Kirkus Reviews QR Code
I REGRET EVERYTHING by Seth Greenland

I REGRET EVERYTHING

A Love Story

by Seth Greenland

Pub Date: Feb. 3rd, 2015
ISBN: 978-1-60945-247-6
Publisher: Europa Editions

What begins as a lighthearted love story and comedy of manners comes to encompass suicide attempts, mental institutions, death, broken families, legal transgressions and a possible killing.

Greenland's fourth novel (The Angry Buddhist, 2012, etc.) has two protagonists, and the chapters alternate between their first-person accounts. Jeremy Best is a 33-year-old financial lawyer on the fast track to partnership, with a sideline as a published poet under the name Jinx Bell. Spaulding Simonson is a 19-year-old student with a history of mental instability and a passion for poetry. When she walks into Jeremy’s office and lets him know she (somehow) knows he's Jinx, there are immediate sparks between them.

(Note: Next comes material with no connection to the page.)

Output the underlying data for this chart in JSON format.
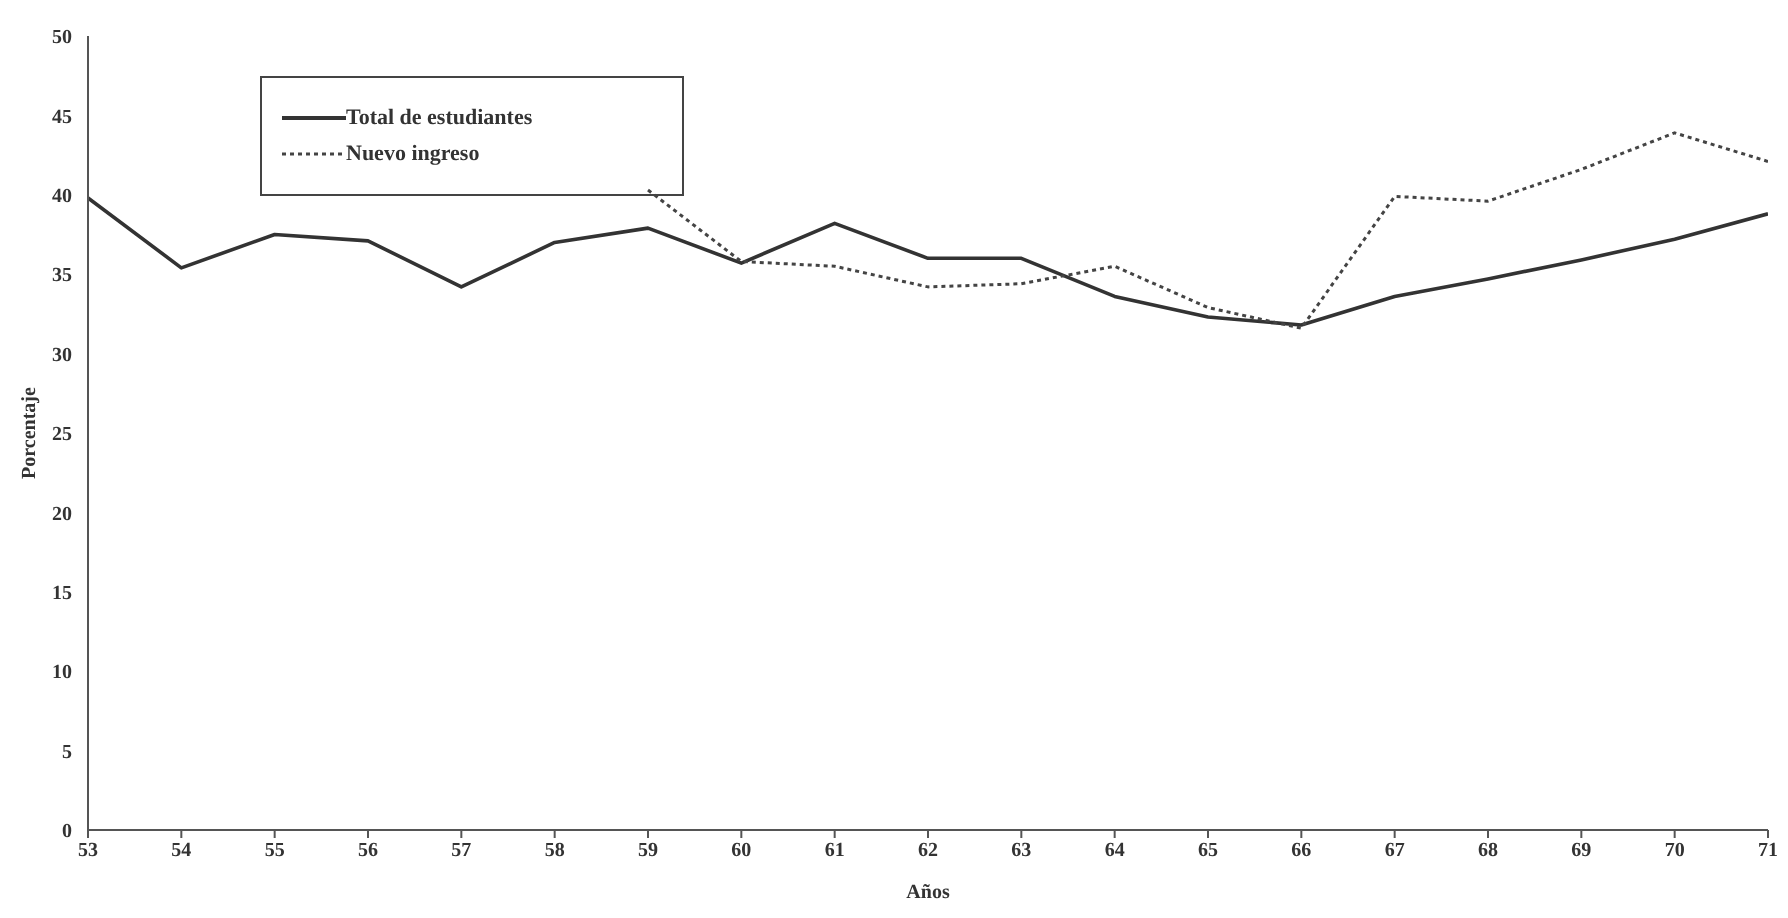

He finds her attractive—and then some: “[H]er hair, the burnished gold found on coins and in youth and thereafter in bottles, fell in thick ringlets over her shoulders and down the middle of her back in the manner of a silent movie ingénue.” He thinks she's flirting with him and learns that she's the daughter of his boss, the senior partner who will decide his professional fate, which should be enough to make him steer clear. But if he was able to resist her allure, there wouldn’t be a novel. Spaulding is somehow more mature and less innocent, though she idealizes Jeremy as much as he does her: "Here was someone with a goal and a plan. He had a job where he made money and an art life, too. I wanted to know what he knew." There are other characters (the father, of course, and Jeremy's rivals on the partner track), but they're bit players, with Jeremy and Spaulding sharing the spotlight. He believes, or desperately wants to, that “[h]er soul was as old as the elements.” She sees him as someone who “seemed to have it figured out.”

Some of the complications that ensue are predictable, but others are so dark it remains a challenge for the author to retain his light touch.